Balanchine's first major collaboration with Stravinsky and one of his earliest international successes, Apollo presents the young god as he is ushered into adulthood by the muses of poetry, mime, and dance.
Apollo is the oldest Balanchine ballet in New York City Ballet’s repertory. Originally titled Apollon Musagète, it created a sensation when it was first performed in 1928, and was Balanchine’s first major collaboration with Stravinsky for Diaghilev’s Ballets Russes. With this dramatic and powerful ballet, the 24-year-old Balanchine achieved international recognition. The ballet was first performed by New York City Ballet in 1951, with the title translated from the Greek as Apollo, Leader of the Muses. Starting in 1957, the ballet was called simply Apollo, and over the years, Balanchine stripped the ballet of much of its narrative content. Balanchine wrote, “Apollo I look back on as the turning point of my life. In its discipline and restraint, in its sustained oneness of tone and feeling, the score was a revelation. It seemed to tell me that I could dare not to use everything, that I, too, could eliminate.”

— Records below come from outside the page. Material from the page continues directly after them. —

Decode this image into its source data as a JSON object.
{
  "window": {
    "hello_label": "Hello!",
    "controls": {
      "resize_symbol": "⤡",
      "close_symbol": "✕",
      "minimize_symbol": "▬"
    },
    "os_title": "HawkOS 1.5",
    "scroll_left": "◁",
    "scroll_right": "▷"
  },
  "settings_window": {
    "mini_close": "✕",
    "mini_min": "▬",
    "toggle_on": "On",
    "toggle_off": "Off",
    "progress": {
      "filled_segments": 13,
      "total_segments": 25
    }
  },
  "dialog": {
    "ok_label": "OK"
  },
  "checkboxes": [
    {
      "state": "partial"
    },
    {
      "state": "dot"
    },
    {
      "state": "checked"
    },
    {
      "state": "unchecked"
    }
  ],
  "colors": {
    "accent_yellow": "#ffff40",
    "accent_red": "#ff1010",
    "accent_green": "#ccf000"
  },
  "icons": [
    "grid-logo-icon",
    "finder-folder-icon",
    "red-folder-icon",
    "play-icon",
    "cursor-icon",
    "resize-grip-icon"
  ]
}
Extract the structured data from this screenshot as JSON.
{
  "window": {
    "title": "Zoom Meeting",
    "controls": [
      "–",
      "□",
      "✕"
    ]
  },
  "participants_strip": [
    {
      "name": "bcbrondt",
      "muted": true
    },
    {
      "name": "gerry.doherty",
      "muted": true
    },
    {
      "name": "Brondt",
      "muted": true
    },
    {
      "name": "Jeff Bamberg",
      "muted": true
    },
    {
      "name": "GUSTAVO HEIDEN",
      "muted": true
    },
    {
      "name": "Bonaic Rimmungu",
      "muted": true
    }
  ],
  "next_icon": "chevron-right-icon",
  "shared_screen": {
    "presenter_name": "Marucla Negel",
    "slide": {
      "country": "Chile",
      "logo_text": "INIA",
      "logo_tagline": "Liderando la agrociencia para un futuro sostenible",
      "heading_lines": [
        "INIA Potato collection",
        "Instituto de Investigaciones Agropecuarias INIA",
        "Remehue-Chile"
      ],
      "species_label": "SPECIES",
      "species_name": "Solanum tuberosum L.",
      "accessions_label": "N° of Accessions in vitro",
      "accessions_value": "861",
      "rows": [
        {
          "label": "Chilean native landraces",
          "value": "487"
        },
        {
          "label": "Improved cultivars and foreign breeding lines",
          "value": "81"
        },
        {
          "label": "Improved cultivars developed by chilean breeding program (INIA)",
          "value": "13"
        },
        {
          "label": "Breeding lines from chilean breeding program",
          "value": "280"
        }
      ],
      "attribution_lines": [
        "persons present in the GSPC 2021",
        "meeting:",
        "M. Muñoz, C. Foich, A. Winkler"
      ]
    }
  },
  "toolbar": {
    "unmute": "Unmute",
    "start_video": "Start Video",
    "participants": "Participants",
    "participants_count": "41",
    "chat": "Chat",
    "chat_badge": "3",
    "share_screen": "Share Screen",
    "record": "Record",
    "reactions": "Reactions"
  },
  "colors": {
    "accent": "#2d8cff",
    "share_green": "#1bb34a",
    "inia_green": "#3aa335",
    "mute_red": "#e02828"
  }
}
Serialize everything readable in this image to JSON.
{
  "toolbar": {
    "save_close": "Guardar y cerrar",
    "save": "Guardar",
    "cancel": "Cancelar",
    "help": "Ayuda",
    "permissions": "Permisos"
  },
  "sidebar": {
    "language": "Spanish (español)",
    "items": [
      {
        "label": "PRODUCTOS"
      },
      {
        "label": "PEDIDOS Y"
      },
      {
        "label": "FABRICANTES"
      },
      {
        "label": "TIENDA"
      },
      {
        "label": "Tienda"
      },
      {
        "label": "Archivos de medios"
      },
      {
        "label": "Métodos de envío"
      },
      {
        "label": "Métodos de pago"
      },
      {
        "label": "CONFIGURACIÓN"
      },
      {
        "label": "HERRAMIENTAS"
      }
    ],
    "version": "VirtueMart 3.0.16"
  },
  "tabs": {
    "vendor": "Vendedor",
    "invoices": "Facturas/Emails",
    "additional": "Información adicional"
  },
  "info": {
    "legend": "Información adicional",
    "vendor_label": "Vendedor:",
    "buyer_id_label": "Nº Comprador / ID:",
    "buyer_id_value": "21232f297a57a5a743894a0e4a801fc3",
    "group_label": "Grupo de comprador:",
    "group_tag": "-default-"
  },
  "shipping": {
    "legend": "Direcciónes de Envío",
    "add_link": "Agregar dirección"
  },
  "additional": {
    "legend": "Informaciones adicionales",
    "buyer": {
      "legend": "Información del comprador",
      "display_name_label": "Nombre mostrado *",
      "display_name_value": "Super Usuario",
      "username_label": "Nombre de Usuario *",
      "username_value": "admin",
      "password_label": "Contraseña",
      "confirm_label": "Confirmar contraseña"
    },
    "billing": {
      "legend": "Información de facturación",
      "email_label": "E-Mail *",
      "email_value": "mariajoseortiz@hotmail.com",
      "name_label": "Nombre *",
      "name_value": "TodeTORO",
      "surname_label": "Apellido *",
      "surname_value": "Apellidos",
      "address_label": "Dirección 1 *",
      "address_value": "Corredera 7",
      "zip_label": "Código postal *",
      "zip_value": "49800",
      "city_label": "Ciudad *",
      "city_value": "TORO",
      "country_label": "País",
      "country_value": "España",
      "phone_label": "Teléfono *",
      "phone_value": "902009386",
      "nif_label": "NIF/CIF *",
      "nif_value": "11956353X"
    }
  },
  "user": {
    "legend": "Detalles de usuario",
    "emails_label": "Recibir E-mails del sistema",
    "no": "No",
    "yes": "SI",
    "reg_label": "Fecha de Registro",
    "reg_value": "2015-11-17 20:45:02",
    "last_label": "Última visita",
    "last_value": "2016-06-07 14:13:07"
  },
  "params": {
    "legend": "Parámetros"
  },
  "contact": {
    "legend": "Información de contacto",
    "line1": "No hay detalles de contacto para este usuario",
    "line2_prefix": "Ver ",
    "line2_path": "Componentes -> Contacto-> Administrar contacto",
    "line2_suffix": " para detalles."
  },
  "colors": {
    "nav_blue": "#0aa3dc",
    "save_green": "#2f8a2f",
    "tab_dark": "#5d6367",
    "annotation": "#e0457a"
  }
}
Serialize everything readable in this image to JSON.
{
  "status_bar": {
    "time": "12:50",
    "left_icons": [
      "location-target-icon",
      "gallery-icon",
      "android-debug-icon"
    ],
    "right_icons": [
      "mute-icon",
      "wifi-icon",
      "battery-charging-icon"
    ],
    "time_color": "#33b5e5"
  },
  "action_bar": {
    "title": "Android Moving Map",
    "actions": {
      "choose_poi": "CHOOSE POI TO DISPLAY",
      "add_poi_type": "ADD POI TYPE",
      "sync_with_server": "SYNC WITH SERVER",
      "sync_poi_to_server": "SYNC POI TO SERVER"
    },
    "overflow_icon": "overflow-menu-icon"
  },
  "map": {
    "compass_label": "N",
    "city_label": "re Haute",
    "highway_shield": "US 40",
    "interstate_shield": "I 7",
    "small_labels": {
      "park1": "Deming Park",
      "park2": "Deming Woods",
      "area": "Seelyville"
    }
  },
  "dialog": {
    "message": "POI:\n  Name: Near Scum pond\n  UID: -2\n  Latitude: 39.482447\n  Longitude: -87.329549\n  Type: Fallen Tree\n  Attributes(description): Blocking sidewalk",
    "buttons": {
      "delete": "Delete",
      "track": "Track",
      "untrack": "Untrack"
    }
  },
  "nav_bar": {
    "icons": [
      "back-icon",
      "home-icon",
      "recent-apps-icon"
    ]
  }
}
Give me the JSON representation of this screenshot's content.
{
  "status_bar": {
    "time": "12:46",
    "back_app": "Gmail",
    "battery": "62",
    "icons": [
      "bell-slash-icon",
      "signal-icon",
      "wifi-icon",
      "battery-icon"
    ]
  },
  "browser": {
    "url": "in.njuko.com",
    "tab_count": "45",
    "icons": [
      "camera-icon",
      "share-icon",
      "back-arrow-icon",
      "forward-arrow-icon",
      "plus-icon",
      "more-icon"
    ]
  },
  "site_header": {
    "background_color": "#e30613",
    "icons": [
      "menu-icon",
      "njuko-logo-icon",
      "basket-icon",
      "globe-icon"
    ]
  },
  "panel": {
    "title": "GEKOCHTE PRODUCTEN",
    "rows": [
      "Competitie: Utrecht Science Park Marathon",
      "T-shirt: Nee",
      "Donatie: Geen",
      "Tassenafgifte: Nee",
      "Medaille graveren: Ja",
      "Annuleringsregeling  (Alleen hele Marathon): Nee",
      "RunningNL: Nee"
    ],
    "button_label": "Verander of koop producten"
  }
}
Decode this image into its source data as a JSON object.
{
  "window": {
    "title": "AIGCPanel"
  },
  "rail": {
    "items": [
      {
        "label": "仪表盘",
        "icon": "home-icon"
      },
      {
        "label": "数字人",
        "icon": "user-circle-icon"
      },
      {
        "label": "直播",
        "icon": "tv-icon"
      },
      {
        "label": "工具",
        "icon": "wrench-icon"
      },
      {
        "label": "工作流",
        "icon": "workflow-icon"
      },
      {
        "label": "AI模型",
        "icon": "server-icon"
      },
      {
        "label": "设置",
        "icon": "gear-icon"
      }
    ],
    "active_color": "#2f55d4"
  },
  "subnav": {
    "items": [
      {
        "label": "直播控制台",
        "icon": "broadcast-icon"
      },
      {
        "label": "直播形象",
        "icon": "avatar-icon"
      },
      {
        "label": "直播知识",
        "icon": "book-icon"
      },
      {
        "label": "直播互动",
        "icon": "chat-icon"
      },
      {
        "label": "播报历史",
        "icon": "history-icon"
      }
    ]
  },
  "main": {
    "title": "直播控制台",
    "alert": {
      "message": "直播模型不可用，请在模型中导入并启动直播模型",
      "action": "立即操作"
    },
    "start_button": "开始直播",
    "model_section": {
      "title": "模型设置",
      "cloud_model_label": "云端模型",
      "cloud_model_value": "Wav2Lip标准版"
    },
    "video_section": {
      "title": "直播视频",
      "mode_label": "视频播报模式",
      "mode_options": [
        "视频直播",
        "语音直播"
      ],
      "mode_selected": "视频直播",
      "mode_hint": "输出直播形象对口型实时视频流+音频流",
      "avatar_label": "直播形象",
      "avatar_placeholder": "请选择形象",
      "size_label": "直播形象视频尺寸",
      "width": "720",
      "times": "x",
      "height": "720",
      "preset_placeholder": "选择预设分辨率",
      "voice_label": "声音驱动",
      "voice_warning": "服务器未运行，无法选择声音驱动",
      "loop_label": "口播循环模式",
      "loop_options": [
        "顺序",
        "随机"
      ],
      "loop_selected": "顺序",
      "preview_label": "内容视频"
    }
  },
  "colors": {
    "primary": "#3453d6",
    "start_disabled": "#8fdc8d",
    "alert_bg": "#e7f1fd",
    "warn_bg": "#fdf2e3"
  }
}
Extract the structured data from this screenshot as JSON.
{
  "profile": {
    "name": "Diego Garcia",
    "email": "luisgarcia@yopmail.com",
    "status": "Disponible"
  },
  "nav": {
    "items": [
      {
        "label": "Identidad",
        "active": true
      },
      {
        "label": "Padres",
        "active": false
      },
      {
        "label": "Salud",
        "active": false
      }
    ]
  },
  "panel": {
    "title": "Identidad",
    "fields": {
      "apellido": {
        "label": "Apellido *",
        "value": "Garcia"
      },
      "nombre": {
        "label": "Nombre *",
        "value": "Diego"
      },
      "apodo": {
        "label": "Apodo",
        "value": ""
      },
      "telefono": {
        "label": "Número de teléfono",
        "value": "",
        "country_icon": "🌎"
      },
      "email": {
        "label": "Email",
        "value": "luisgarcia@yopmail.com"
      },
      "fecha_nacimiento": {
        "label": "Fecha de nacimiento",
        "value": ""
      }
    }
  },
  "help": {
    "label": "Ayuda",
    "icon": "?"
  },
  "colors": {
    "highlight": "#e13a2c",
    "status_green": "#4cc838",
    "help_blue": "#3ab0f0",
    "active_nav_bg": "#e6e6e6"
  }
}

Original scenery and costumes by André Bauchant. (New costumes by Chanel, 1929.) Scenery executed by Prince A. Schervashidze; costumes executed under direction of Mme A Youkine. American Ballet: scenery and costumes by Stewart Chaney (1937); American Ballet Caravan: scenery and costumes by Tomás Santa Rosa (1941); NYCB: Costumes by Karinska (1957); NYCB: danced in practice clothes with minimal scenery; scenery omitted entirely since 1979.